Dos facciones que caracterizan a Marcial, inmediatamente, en oposición a cualquier autor de un país católico –v.gr. de nuestros satíricos del siglo de oro– son la postura ante lo sexual y la actitud religiosa. Nuestros autores son, tal vez, no mucho menos desvergonzados que Marcial, o, en todo caso, reflejan una sociedad viciosa. Pero ciertamente la homosexualidad, aun en casos extremados como el de Quevedo, no aparece como algo normal y admitido, sino aberrante -aunque extendido- condenado por todos en cualquier aspecto. Y algo semejante hay que decir del adulterio.
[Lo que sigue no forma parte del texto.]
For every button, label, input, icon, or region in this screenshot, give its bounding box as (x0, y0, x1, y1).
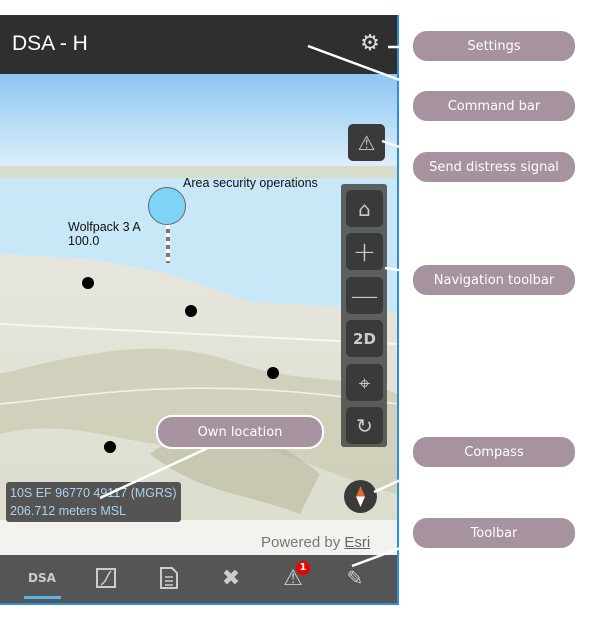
map-point[interactable] (82, 277, 94, 289)
symbol-stem (166, 225, 170, 263)
area-security-symbol[interactable] (148, 187, 186, 225)
command-bar-callout: Command bar (411, 89, 577, 123)
compass-button[interactable] (344, 480, 377, 513)
command-bar: DSA - H ⚙ (0, 15, 397, 74)
reports-tab[interactable] (157, 563, 181, 593)
plus-icon: + (352, 235, 377, 268)
zoom-out-button[interactable]: — (346, 277, 383, 314)
home-icon: ⌂ (358, 196, 371, 221)
minus-icon: — (350, 279, 379, 312)
map-point[interactable] (267, 367, 279, 379)
pencil-icon: ✎ (346, 566, 364, 590)
2d-label: 2D (353, 329, 376, 348)
home-button[interactable]: ⌂ (346, 190, 383, 227)
toolbar: DSA ✖ ⚠ 1 ✎ (0, 555, 397, 603)
attribution: Powered by Esri (261, 534, 370, 551)
rotate-button[interactable]: ↻ (346, 407, 383, 444)
area-security-label: Area security operations (183, 176, 318, 190)
alert-badge: 1 (296, 561, 310, 575)
settings-callout: Settings (411, 29, 577, 63)
tools-tab[interactable]: ✖ (218, 563, 244, 593)
navigation-callout: Navigation toolbar (411, 263, 577, 297)
dsa-label: DSA (28, 571, 56, 585)
app-title: DSA - H (12, 32, 88, 55)
own-location-callout: Own location (156, 415, 324, 449)
active-tab-indicator (24, 596, 61, 599)
send-distress-button[interactable]: ⚠ (348, 124, 385, 161)
compass-callout: Compass (411, 435, 577, 469)
mgrs-text: 10S EF 96770 49117 (MGRS) (10, 486, 177, 500)
distress-callout: Send distress signal (411, 150, 577, 184)
map-point[interactable] (185, 305, 197, 317)
navigation-toolbar: ⌂ + — 2D ⌖ ↻ (341, 184, 387, 447)
zoom-in-button[interactable]: + (346, 233, 383, 270)
map-view[interactable]: Area security operations Wolfpack 3 A 10… (0, 74, 397, 555)
map-point[interactable] (104, 441, 116, 453)
warning-icon: ⚠ (357, 130, 376, 155)
app-window: DSA - H ⚙ Area security operations Wolfp… (0, 15, 399, 605)
attribution-prefix: Powered by (261, 534, 345, 551)
map-tab[interactable] (94, 563, 118, 593)
toolbar-callout: Toolbar (411, 516, 577, 550)
esri-link[interactable]: Esri (344, 534, 370, 551)
edit-tab[interactable]: ✎ (342, 563, 368, 593)
rotate-icon: ↻ (356, 413, 373, 438)
map-icon (96, 568, 116, 588)
unit-name-label: Wolfpack 3 A (68, 220, 141, 234)
tab-dsa[interactable]: DSA (22, 563, 62, 593)
compass-icon (356, 486, 365, 507)
coordinate-readout: 10S EF 96770 49117 (MGRS) 206.712 meters… (6, 482, 181, 522)
2d-toggle-button[interactable]: 2D (346, 320, 383, 357)
document-icon (160, 567, 178, 589)
alerts-tab[interactable]: ⚠ 1 (280, 561, 310, 593)
locate-button[interactable]: ⌖ (346, 364, 383, 401)
crosshair-icon: ⌖ (358, 370, 371, 395)
gear-icon[interactable]: ⚙ (359, 33, 381, 55)
tools-icon: ✖ (221, 565, 241, 591)
unit-value-label: 100.0 (68, 234, 100, 248)
elevation-text: 206.712 meters MSL (10, 504, 127, 518)
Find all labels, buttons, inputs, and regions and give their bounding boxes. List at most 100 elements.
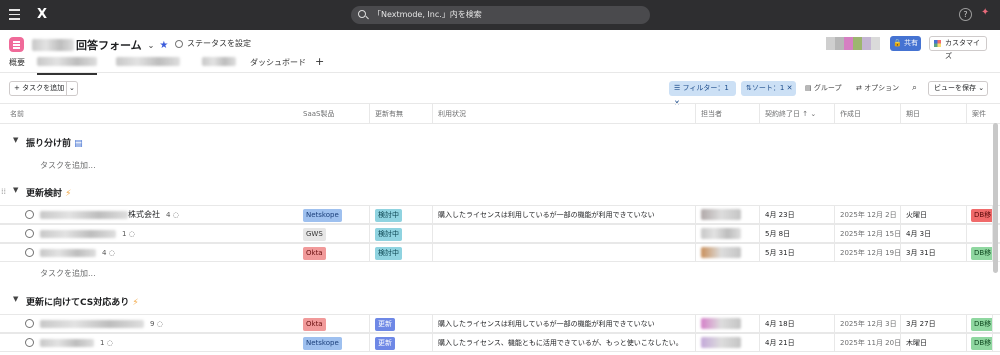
assignee-cell[interactable] [696, 225, 760, 243]
tab-board[interactable] [116, 57, 180, 68]
comment-count: 1 ◌ [100, 334, 113, 352]
update-cell[interactable]: 検討中 [370, 206, 433, 224]
column-name[interactable]: 名前 [5, 104, 298, 124]
tab-timeline[interactable] [202, 57, 236, 68]
assignee-cell[interactable] [696, 315, 760, 333]
complete-checkbox-icon[interactable] [25, 210, 34, 219]
task-name[interactable]: 株式会社 4 ◌ [40, 206, 179, 224]
redacted-text [40, 211, 128, 219]
add-task-button[interactable]: + タスクを追加 ⌄ [9, 81, 78, 96]
due-cell[interactable]: 3月 31日 [901, 244, 967, 262]
column-end-date[interactable]: 契約終了日 ↑ ⌄ [760, 104, 835, 124]
close-icon[interactable]: ✕ [787, 84, 793, 92]
saas-cell[interactable]: Netskope [298, 206, 370, 224]
update-cell[interactable]: 検討中 [370, 244, 433, 262]
collapse-icon[interactable]: ▼ [13, 186, 18, 194]
filter-button[interactable]: ☰ フィルター：1 ✕ [669, 81, 736, 107]
redacted-tab-label [202, 57, 236, 66]
chevron-down-icon[interactable]: ⌄ [810, 110, 816, 118]
update-cell[interactable]: 検討中 [370, 225, 433, 243]
end-date-cell[interactable]: 5月 31日 [760, 244, 835, 262]
chevron-down-icon[interactable]: ⌄ [148, 41, 155, 50]
customize-button[interactable]: カスタマイズ [929, 36, 987, 60]
group-button[interactable]: ▤ グループ [805, 81, 841, 96]
update-cell[interactable]: 更新 [370, 334, 433, 352]
tab-dashboard[interactable]: ダッシュボード [250, 57, 306, 68]
complete-checkbox-icon[interactable] [25, 338, 34, 347]
usage-cell[interactable] [433, 225, 696, 243]
saas-cell[interactable]: Okta [298, 244, 370, 262]
column-case[interactable]: 案件 [967, 104, 997, 124]
tab-list[interactable] [37, 57, 97, 75]
share-button[interactable]: 🔒 共有 [890, 36, 921, 51]
comment-count-text: 4 [102, 249, 107, 257]
chevron-down-icon[interactable]: ⌄ [978, 84, 984, 92]
assignee-cell[interactable] [696, 244, 760, 262]
task-name[interactable]: 1 ◌ [40, 225, 135, 243]
add-task-link[interactable]: タスクを追加... [40, 160, 96, 171]
collapse-icon[interactable]: ▼ [13, 136, 18, 144]
end-date-cell[interactable]: 4月 21日 [760, 334, 835, 352]
column-update[interactable]: 更新有無 [370, 104, 433, 124]
due-cell[interactable]: 3月 27日 [901, 315, 967, 333]
tab-overview[interactable]: 概要 [9, 57, 25, 68]
column-assignee[interactable]: 担当者 [696, 104, 760, 124]
case-cell[interactable]: DB移 [967, 315, 993, 333]
task-name[interactable]: 9 ◌ [40, 315, 163, 333]
case-cell[interactable] [967, 225, 993, 243]
options-button[interactable]: ⇄ オプション [856, 81, 899, 96]
star-icon[interactable]: ★ [159, 40, 168, 51]
table-row[interactable]: 1 ◌ Netskope 更新 購入したライセンス、機能ともに活用できているが、… [0, 333, 1000, 352]
complete-checkbox-icon[interactable] [25, 319, 34, 328]
case-cell[interactable]: DB移 [967, 206, 993, 224]
add-tab-button[interactable]: + [315, 55, 324, 68]
usage-cell[interactable]: 購入したライセンス、機能ともに活用できているが、もっと使いこなしたい。 [433, 334, 696, 352]
help-icon[interactable]: ? [959, 8, 972, 21]
task-name[interactable]: 1 ◌ [40, 334, 113, 352]
column-created[interactable]: 作成日 [835, 104, 901, 124]
table-row[interactable]: 1 ◌ GWS 検討中 5月 8日 2025年 12月 15日 4月 3日 [0, 224, 1000, 243]
vertical-scrollbar[interactable] [993, 123, 998, 273]
column-saas[interactable]: SaaS製品 [298, 104, 370, 124]
search-icon[interactable]: ⌕ [912, 81, 917, 96]
avatar [701, 318, 741, 329]
collapse-icon[interactable]: ▼ [13, 295, 18, 303]
add-task-link[interactable]: タスクを追加... [40, 268, 96, 279]
assignee-cell[interactable] [696, 206, 760, 224]
due-cell[interactable]: 4月 3日 [901, 225, 967, 243]
member-avatars[interactable] [826, 37, 880, 50]
ai-sparkle-icon[interactable]: ✦ [981, 7, 989, 18]
table-row[interactable]: 株式会社 4 ◌ Netskope 検討中 購入したライセンスは利用しているが一部… [0, 205, 1000, 224]
usage-cell[interactable]: 購入したライセンスは利用しているが一部の機能が利用できていない [433, 206, 696, 224]
case-cell[interactable]: DB移 [967, 244, 993, 262]
complete-checkbox-icon[interactable] [25, 229, 34, 238]
chevron-down-icon[interactable]: ⌄ [69, 82, 75, 95]
usage-cell[interactable]: 購入したライセンスは利用しているが一部の機能が利用できていない [433, 315, 696, 333]
app-logo[interactable]: X [37, 7, 47, 22]
column-usage[interactable]: 利用状況 [433, 104, 696, 124]
sort-button[interactable]: ⇅ソート：1 ✕ [741, 81, 796, 96]
task-name[interactable]: 4 ◌ [40, 244, 115, 262]
project-title[interactable]: 回答フォーム ⌄ ★ [32, 37, 168, 53]
assignee-cell[interactable] [696, 334, 760, 352]
table-row[interactable]: 4 ◌ Okta 検討中 5月 31日 2025年 12月 19日 3月 31日… [0, 243, 1000, 262]
menu-icon[interactable] [9, 9, 20, 20]
complete-checkbox-icon[interactable] [25, 248, 34, 257]
saas-cell[interactable]: Netskope [298, 334, 370, 352]
usage-cell[interactable] [433, 244, 696, 262]
case-cell[interactable]: DB移 [967, 334, 993, 352]
update-cell[interactable]: 更新 [370, 315, 433, 333]
column-due[interactable]: 期日 [901, 104, 967, 124]
saas-cell[interactable]: GWS [298, 225, 370, 243]
search-input[interactable]: 「Nextmode, Inc.」内を検索 [351, 6, 650, 24]
saas-cell[interactable]: Okta [298, 315, 370, 333]
drag-handle-icon[interactable]: ⁞⁞ [1, 187, 6, 196]
end-date-cell[interactable]: 4月 18日 [760, 315, 835, 333]
table-row[interactable]: 9 ◌ Okta 更新 購入したライセンスは利用しているが一部の機能が利用できて… [0, 314, 1000, 333]
due-cell[interactable]: 火曜日 [901, 206, 967, 224]
end-date-cell[interactable]: 5月 8日 [760, 225, 835, 243]
set-status-button[interactable]: ステータスを設定 [175, 38, 251, 49]
due-cell[interactable]: 木曜日 [901, 334, 967, 352]
save-view-button[interactable]: ビューを保存 ⌄ [928, 81, 988, 96]
end-date-cell[interactable]: 4月 23日 [760, 206, 835, 224]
Y sobre todo, la postura del autor es siempre reprobatoria. Por otro lado, todos ellos brindan al mismo tiempo una abundante dosis de sentimiento religioso, muy sincero, y reflejan unos ambientes donde tales disposiciones son normales.

No obstante, es de considerar como una de las pruebas decisivas, al modo de ver de algunos apologistas, de la verdad del cristianismo, es su eficacia. Es pensamiento que figura en mis notas, repetidas veces, disperso, con ocasión de cuestiones muy varias. El amor de Dios se manifiesta en la paciencia con que espera, con que perdona al pecador; pero se ostenta igualmente, y en sí de manera más luminosa, en la fuerza con que levanta al pecador de su abyección en el pecado; el nombre del Señor es grande, porque coloca al mendigo que yacía en el polvo, entre los príncipes de su pueblo. Para Justino v.gr., una muestra decisivamente esclarecedora de las dudas de paganos buenos, era que Platón no había conseguido mudar las costumbres sino de muy pocos hombres ya bien dotados, mientras Cristo convertía a cualquiera, y eso continuamente. Ahora bien, ¿en nuestra sociedad cristiana se pueden mantener estas afirmaciones, no ya como posibilidades, sino como hechos notorios? Pues en eso consiste el valor apologético que Justino podía utilizar. Un estudio atento de los clásicos, ¿nos pondrá ante la vista una comunidad humana que, al cabo de veinte siglos, el cristianismo ha convertido, donde las virtudes han crecido, pero sin soberbia, y donde los vicios se han desarraigado? O más bien ¿habremos de contentarnos con acudir al fácil surtido de recursos que nos ofrece la debilidad humana? Pero en esto se demuestra el vigor Paterno, ¡en que es capaz de fortalecer al débil! Es necesaria una reflexión minuciosa y honda sobre los textos clásicos, para formar la idea exacta de aquella sociedad y poder concluir que es lo que realmente poseemos hoy de adelanto.

Otra advertencia digna de ser anotada, es la necesidad del estudio para conocer al hombre. La reprobación enérgica e inflexible de la resobada oposición entre el hombre de libros y el hombre de la vida, del trato. No existe tal cosa, y en rigor, un hombre con suficiente capacidad podría penetrar profunda y exactamente a los demás, sin haber conversado jamás con nadie, solamente pertrechado de las convenientes lecturas. Si es verdad que el sabio de gabinete tiene sus peligros, no menos cierto es que los tiene el ignorante que “vive” en el bullicio de la continua conversación, que ellos llaman “diálogo”, porque son impotentes para asimilar cuatro ideas, y tienen que restringirse a repetir las pocas palabras no entendidas, del mezquino caudal verbal de moda. De hecho, las lecturas han de completarse con el trato; pero pensar que charlar con unas cuantas personas, que se expresan deficientemente, va a saturarme de conocimiento mejor y más pronto, que el comercio con los grandes autores universales, que supieron profundizar en el misterio del hombre, es idea ridícula.